Saúde

Conheça os sintomas

Cristiane Goto
| Tempo de leitura: 3 min

No estresse, a predominância de sintomas é de caráter psicológico, destaca Edward Goulart Jr., doutor em psicologia e especialista em psicologia organizacional do trabalho “Ansiedade, irritabilidade e cansaço excessivos foram predominantes nas professoras”, diz. Em alguns casos, ressalta ele, pode ocorrer um quadro de sintomas físicos, como sensação de desgaste, tensão muscular e problemas com a memória.

Mas as relações do contexto escolar e relações de trabalho vivenciadas pelos professores em seu cotidiano só se transformam em fatores de estresse quando representam uma ameaça ao bem-estar e à auto-estima, causando desequilíbrio físico e emocional, enfatiza Goulart Jr. “Nem todos os estressores potenciais da escola afetam os professores da mesma maneira”, ressalta.

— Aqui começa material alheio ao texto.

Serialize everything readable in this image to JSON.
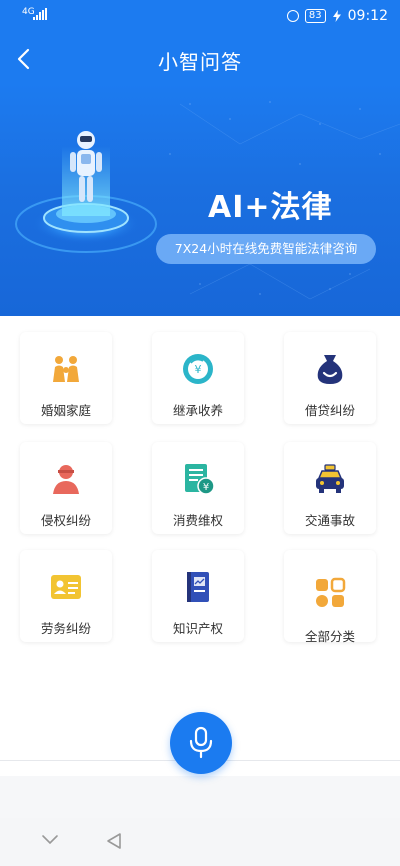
{
  "status_bar": {
    "signal_small": "4G",
    "battery": "83",
    "time": "09:12",
    "icons": [
      "signal-icon",
      "alarm-icon",
      "battery-icon",
      "charging-icon"
    ]
  },
  "header": {
    "title": "小智问答",
    "back_icon": "chevron-left-icon"
  },
  "banner": {
    "headline": "AI+法律",
    "tagline": "7X24小时在线免费智能法律咨询"
  },
  "categories": [
    {
      "label": "婚姻家庭",
      "icon": "family-icon"
    },
    {
      "label": "继承收养",
      "icon": "inheritance-icon"
    },
    {
      "label": "借贷纠纷",
      "icon": "money-bag-icon"
    },
    {
      "label": "侵权纠纷",
      "icon": "person-icon"
    },
    {
      "label": "消费维权",
      "icon": "receipt-icon"
    },
    {
      "label": "交通事故",
      "icon": "taxi-icon"
    },
    {
      "label": "劳务纠纷",
      "icon": "id-card-icon"
    },
    {
      "label": "知识产权",
      "icon": "book-icon"
    },
    {
      "label": "全部分类",
      "icon": "grid-icon"
    }
  ],
  "voice": {
    "icon": "microphone-icon"
  },
  "nav": {
    "icons": [
      "chevron-down-icon",
      "triangle-back-icon"
    ]
  },
  "colors": {
    "primary": "#1c7bf0",
    "orange": "#f2a83a",
    "red": "#e8685c",
    "teal": "#2bb5a1",
    "navy": "#24337a",
    "yellow": "#f2c432"
  }
}
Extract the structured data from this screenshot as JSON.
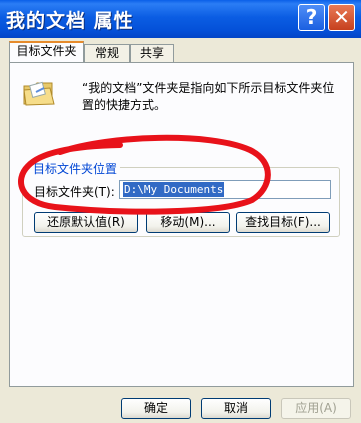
{
  "window": {
    "title": "我的文档 属性"
  },
  "titlebar": {
    "help_glyph": "?",
    "close_glyph": "✕"
  },
  "tabs": [
    {
      "label": "目标文件夹",
      "active": true
    },
    {
      "label": "常规",
      "active": false
    },
    {
      "label": "共享",
      "active": false
    }
  ],
  "description": "“我的文档”文件夹是指向如下所示目标文件夹位置的快捷方式。",
  "target_group": {
    "title": "目标文件夹位置",
    "field_label": "目标文件夹(T):",
    "field_value": "D:\\My Documents"
  },
  "actions": {
    "restore_default": "还原默认值(R)",
    "move": "移动(M)...",
    "find_target": "查找目标(F)..."
  },
  "footer": {
    "ok": "确定",
    "cancel": "取消",
    "apply": "应用(A)"
  },
  "annotation": {
    "color": "#e8121a"
  }
}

Para aliviar o estresse, as professoras Sandra Regina da Silva e Ana* apostam no aperfeiçoamento profissional e criatividade para deixar as aulas mais atrativas e, dessa forma, diminuir a indisciplina dos estudantes. “Estou fazendo cursos de capacitação para aprender novas metodologias de ensino”, diz Ana. “Hoje a criança mudou. Tenho de ficar ‘ligada’ em tudo o que acontece por meio da televisão e jornais e levo todas essas informações para a classe, tentando deixar as aulas mais atraentes. Levo livros, vídeos e atividades interessantes, que ajudam muito”, detalha Sandra.

Outra “tática” das professoras é não esquecer do lazer e investir nas relações pessoais. “Preparo todas as aulas em casa e a família até reclama um pouco, mas procuro dividir meu tempo. A família não pode ser deixada de lado”, observa Sandra. “A primeira coisa que tento fazer é me desligar do trabalho. Vou ao cinema, ‘barzinhos’, saio com amigos e família”, conta Ana.

Praticar exercícios físicos, como caminhadas, e uma alimentação balanceada - com frutas, verduras e legumes, além de água e sucos naturais - também são ótimos recursos para aliviar o estresse, explica Calais. “Evitar alguns ‘auxiliares’ de estresse, como café, chá mate ou preto e refrigerantes que contém cafeína ajudam.”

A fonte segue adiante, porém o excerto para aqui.